Brice holds the wings by their straps when Milton powers them on again.

In a second, all of the wings that were on the ground take off in the direction of the castle.

Except, I realize there is something wrong with Milton’s plan. None of the guns’ cannons are poking out from the windows, and the wings are definitely not made to pass the narrow windows while flying. This isn’t going to work.

There is no way Milton can cut the cannons from the outside. It means it’ll have to dive through the windows.

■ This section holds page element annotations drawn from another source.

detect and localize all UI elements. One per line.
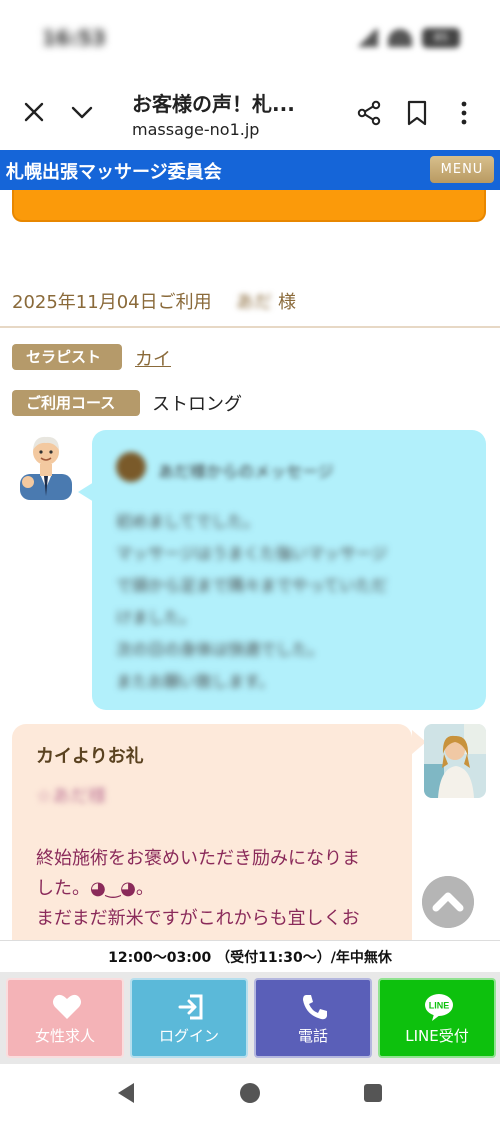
review-date: 2025年11月04日ご利用 — [12, 292, 212, 313]
customer-honorific: 様 — [278, 292, 296, 313]
site-name[interactable]: 札幌出張マッサージ委員会 — [6, 158, 222, 184]
share-icon[interactable] — [356, 100, 382, 126]
more-vert-icon[interactable] — [458, 100, 470, 126]
line-button[interactable]: LINE LINE受付 — [378, 978, 496, 1058]
bookmark-icon[interactable] — [406, 100, 428, 126]
login-label: ログイン — [158, 1027, 219, 1045]
phone-button[interactable]: 電話 — [254, 978, 372, 1058]
nav-recents-icon[interactable] — [364, 1084, 382, 1102]
heart-icon — [53, 994, 81, 1019]
reply-line: した。◕‿◕。 — [36, 878, 154, 899]
reply-line: まだまだ新米ですがこれからも宜しくお — [36, 908, 360, 929]
wifi-icon — [388, 29, 412, 47]
customer-icon — [116, 452, 146, 482]
site-header: 札幌出張マッサージ委員会 MENU — [0, 150, 500, 190]
status-icons: 85 — [356, 28, 460, 48]
reply-title: カイよりお礼 — [36, 746, 144, 767]
page: 16:53 85 お客様の声！札... massage-no1.jp 札幌出張マ… — [0, 0, 500, 1122]
status-bar: 16:53 85 — [0, 0, 500, 80]
browser-toolbar: お客様の声！札... massage-no1.jp — [0, 80, 500, 150]
svg-text:LINE: LINE — [429, 1001, 450, 1011]
recruit-button[interactable]: 女性求人 — [6, 978, 124, 1058]
customer-name: あだ — [236, 292, 272, 313]
message-line: またお願い致します。 — [116, 672, 275, 691]
message-body: 初めましてでした。 マッサージはうまくた強いマッサージ で頭から足まで隅々までや… — [116, 506, 466, 698]
line-icon: LINE — [425, 994, 453, 1021]
login-button[interactable]: ログイン — [130, 978, 248, 1058]
battery-icon: 85 — [422, 28, 460, 48]
orange-banner[interactable] — [12, 190, 486, 222]
therapist-link[interactable]: カイ — [135, 345, 171, 371]
nav-back-icon[interactable] — [116, 1082, 136, 1104]
business-hours: 12:00〜03:00 （受付11:30〜）/年中無休 — [0, 940, 500, 972]
divider — [0, 326, 500, 328]
message-line: マッサージはうまくた強いマッサージ — [116, 544, 388, 563]
line-label: LINE受付 — [405, 1027, 469, 1045]
scroll-to-top-button[interactable] — [422, 876, 474, 928]
close-icon[interactable] — [22, 100, 46, 124]
reply-recipient: ☆あだ様 — [36, 786, 107, 807]
reply-body: 終始施術をお褒めいただき励みになりま した。◕‿◕。 まだまだ新米ですがこれから… — [36, 844, 396, 934]
message-line: 初めましてでした。 — [116, 512, 260, 531]
nav-home-icon[interactable] — [240, 1083, 260, 1103]
page-title: お客様の声！札... — [132, 92, 295, 116]
course-value: ストロング — [152, 394, 242, 415]
message-header: あだ様からのメッセージ — [158, 462, 334, 481]
login-icon — [178, 994, 203, 1020]
reply-line: 終始施術をお褒めいただき励みになりま — [36, 848, 360, 869]
message-line: で頭から足まで隅々までやっていただ — [116, 576, 388, 595]
phone-icon — [303, 995, 327, 1020]
signal-icon — [356, 29, 378, 47]
message-line: 次の日の身体は快適でした。 — [116, 640, 325, 659]
phone-label: 電話 — [297, 1027, 328, 1045]
status-time: 16:53 — [42, 26, 106, 50]
chevron-down-icon[interactable] — [70, 100, 94, 124]
footer-buttons: 女性求人 ログイン 電話 LINE LINE受付 — [0, 972, 500, 1064]
therapist-avatar[interactable] — [424, 724, 486, 798]
therapist-tag: セラピスト — [12, 344, 122, 370]
customer-avatar — [20, 436, 72, 500]
menu-button[interactable]: MENU — [430, 156, 494, 183]
page-url[interactable]: massage-no1.jp — [132, 120, 259, 139]
system-nav-bar — [0, 1064, 500, 1122]
course-tag: ご利用コース — [12, 390, 140, 416]
recruit-label: 女性求人 — [34, 1027, 95, 1045]
message-line: けました。 — [116, 608, 197, 627]
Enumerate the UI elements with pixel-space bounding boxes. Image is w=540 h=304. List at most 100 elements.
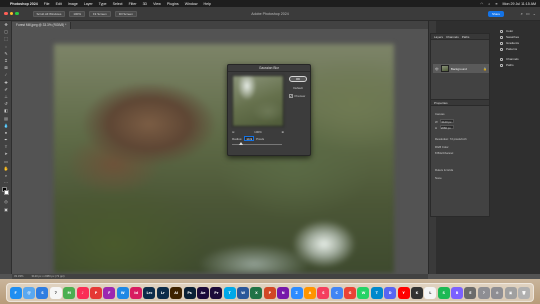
menu-help[interactable]: Help (204, 2, 211, 6)
zoom-window-button[interactable] (15, 11, 19, 16)
height-field[interactable]: H 2080 px (435, 125, 454, 130)
menu-app-name[interactable]: Photoshop 2024 (10, 2, 38, 6)
width-value[interactable]: 3120 px (440, 119, 455, 124)
dock-app-icon[interactable]: Ae (196, 286, 209, 299)
quick-mask-icon[interactable]: ◎ (0, 198, 12, 205)
marquee-tool-icon[interactable]: ⬚ (0, 35, 12, 42)
move-tool-icon[interactable]: ✥ (0, 21, 12, 28)
dock-app-icon[interactable]: M (63, 286, 76, 299)
layer-name[interactable]: Background (451, 67, 467, 71)
share-button[interactable]: Share (487, 11, 504, 17)
chevron-down-icon[interactable]: ⌄ (533, 11, 536, 16)
dock-app-icon[interactable]: P (263, 286, 276, 299)
close-window-button[interactable] (4, 11, 8, 16)
minimize-window-button[interactable] (9, 11, 13, 16)
checkbox-icon[interactable]: ✓ (289, 94, 293, 98)
height-value[interactable]: 2080 px (439, 125, 454, 130)
menu-plugins[interactable]: Plugins (167, 2, 179, 6)
frame-tool-icon[interactable]: ⊠ (0, 64, 12, 71)
type-tool-icon[interactable]: T (0, 143, 12, 150)
zoom-100-button[interactable]: 100% (69, 10, 86, 17)
wifi-icon[interactable]: ◠ (480, 2, 483, 6)
dock-app-icon[interactable]: ♪ (76, 286, 89, 299)
dock-app-icon[interactable]: G (344, 286, 357, 299)
dock-app-icon[interactable]: B (451, 286, 464, 299)
search-icon[interactable]: ⌕ (488, 2, 490, 6)
menu-filter[interactable]: Filter (129, 2, 137, 6)
menu-edit[interactable]: Edit (56, 2, 62, 6)
pen-tool-icon[interactable]: ✒ (0, 136, 12, 143)
zoom-out-icon[interactable]: ⊖ (232, 130, 235, 134)
dock-app-icon[interactable]: @ (23, 286, 36, 299)
dock-app-icon[interactable]: T (370, 286, 383, 299)
screen-mode-icon[interactable]: ▣ (0, 206, 12, 213)
dock-app-icon[interactable]: W (357, 286, 370, 299)
radius-slider-thumb[interactable] (239, 142, 243, 145)
dock-app-icon[interactable]: Ai (170, 286, 183, 299)
crop-tool-icon[interactable]: ⌗ (0, 57, 12, 64)
dock-app-icon[interactable]: ? (477, 286, 490, 299)
width-field[interactable]: W 3120 px (435, 119, 455, 124)
mode-select[interactable]: RGB Color (435, 145, 449, 149)
dock-app-icon[interactable]: E (464, 286, 477, 299)
menu-file[interactable]: File (44, 2, 50, 6)
hand-tool-icon[interactable]: ✋ (0, 165, 12, 172)
dock-app-icon[interactable]: W (116, 286, 129, 299)
fill-select[interactable]: None (435, 176, 442, 180)
panel-patterns[interactable]: Patterns (498, 46, 540, 52)
dock-app-icon[interactable]: Pr (210, 286, 223, 299)
ok-button[interactable]: OK (289, 76, 307, 82)
panel-paths[interactable]: Paths (498, 62, 540, 68)
tab-channels[interactable]: Channels (446, 34, 459, 39)
dock-app-icon[interactable]: A (303, 286, 316, 299)
fit-screen-button[interactable]: Fit Screen (89, 10, 111, 17)
dock-app-icon[interactable]: K (410, 286, 423, 299)
search-icon[interactable]: ⌕ (521, 11, 523, 16)
menu-layer[interactable]: Layer (84, 2, 93, 6)
default-button[interactable]: Default (289, 86, 307, 91)
menu-image[interactable]: Image (68, 2, 78, 6)
menu-window[interactable]: Window (185, 2, 198, 6)
document-tab[interactable]: Forest Mill.jpeg @ 33.3% (RGB/8) * (12, 22, 72, 29)
dock-app-icon[interactable]: P (89, 286, 102, 299)
dock-app-icon[interactable]: 7 (49, 286, 62, 299)
dock-app-icon[interactable]: N (277, 286, 290, 299)
history-brush-icon[interactable]: ↺ (0, 100, 12, 107)
fill-screen-button[interactable]: Fill Screen (114, 10, 137, 17)
workspace-icon[interactable]: ▭ (526, 11, 530, 16)
dock-app-icon[interactable]: F (9, 286, 22, 299)
eraser-tool-icon[interactable]: ◧ (0, 107, 12, 114)
dock-app-icon[interactable]: Id (130, 286, 143, 299)
dock-app-icon[interactable]: Lr (156, 286, 169, 299)
radius-input[interactable]: 14.9 (244, 136, 255, 141)
background-color-swatch[interactable] (4, 190, 9, 196)
path-select-tool-icon[interactable]: ➤ (0, 150, 12, 157)
more-tools-icon[interactable]: ⋯ (0, 179, 12, 186)
dock-app-icon[interactable]: S (317, 286, 330, 299)
dock-app-icon[interactable]: Y (397, 286, 410, 299)
scrub-all-windows-toggle[interactable]: Scrub All Windows (32, 10, 66, 17)
radius-slider[interactable] (232, 142, 282, 145)
menu-type[interactable]: Type (99, 2, 107, 6)
blur-preview[interactable] (232, 75, 284, 127)
tab-layers[interactable]: Layers (434, 34, 443, 39)
dock-app-icon[interactable]: X (250, 286, 263, 299)
dock-app-icon[interactable]: L (424, 286, 437, 299)
depth-select[interactable]: 8 Bits/Channel (435, 151, 453, 155)
dock-app-icon[interactable]: F (103, 286, 116, 299)
dock-app-icon[interactable]: S (437, 286, 450, 299)
color-swatches[interactable] (0, 186, 12, 198)
layer-row[interactable]: 👁 Background 🔒 (433, 64, 489, 73)
stamp-tool-icon[interactable]: ⊥ (0, 93, 12, 100)
preview-checkbox[interactable]: ✓ Preview (289, 94, 305, 98)
dock-app-icon[interactable]: Ps (183, 286, 196, 299)
dock-app-icon[interactable]: T (223, 286, 236, 299)
gradient-tool-icon[interactable]: ▤ (0, 114, 12, 121)
dock-app-icon[interactable]: 🗑 (517, 286, 530, 299)
menu-3d[interactable]: 3D (143, 2, 148, 6)
eye-icon[interactable]: 👁 (435, 67, 439, 71)
eyedropper-tool-icon[interactable]: ⁄ (0, 71, 12, 78)
zoom-in-icon[interactable]: ⊕ (281, 130, 284, 134)
document-image[interactable] (54, 44, 394, 273)
brush-tool-icon[interactable]: ✐ (0, 86, 12, 93)
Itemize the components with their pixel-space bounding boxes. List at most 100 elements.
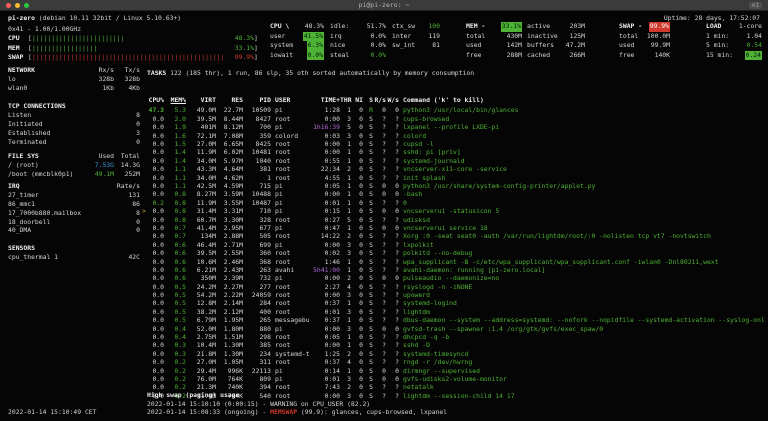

“I loaded my central system directly into the wings instead of your earring. There’s a ninety-six percent chance that triggering an explosion inside the battery will also trigger the other wings, which in turn, will set the cannons at the windows on fire and will rend them inoperative,” Milton says in the device against my temple and I realize its voice sounds farther away than it usually does, a bit like a holo call.

“No!” I scream silently.

“What is wrong?” Brice asks, but I can't answer him because at the same time, Milton’s voice comes through my earpiece.

“Miss F. Being your friend has been the best dream come true. I’ve lived enough now to know that even robots die.”

There is a click on the communication line, and then static noise just before the wings all fall through the windows and explode in a boom that resonates throughout the whole place.

The building in front of us shudders and then silence follows for a few seconds.

It doesn’t stop the battle, though. No, it takes another twenty or so for that to happen.

The explosion of all of Versailles’ palace windows is a turning point, nonetheless. It gives us an edge, and the depleted morale is on their side, not ours this time.

But the last thing that tips the tides in our favor is when Ariel, the man—well, bird—I just freed arrives in all his glory. His dark brown wings, larger than most, open as he flies to fight off other birds. It looks like some of the other prisoners we freed are with him, too.

It confuses the hell out of the remaining birds, and that’s when everything dies down. Some birds turn against the people they were fighting alongside just a minute ago, and the birds that are still fighting for the angels are easily stopped and contained.

I don’t stay for the last part, though.

Brice whisks me away into the sky, and in under five minutes, we arrive at Notre Dame.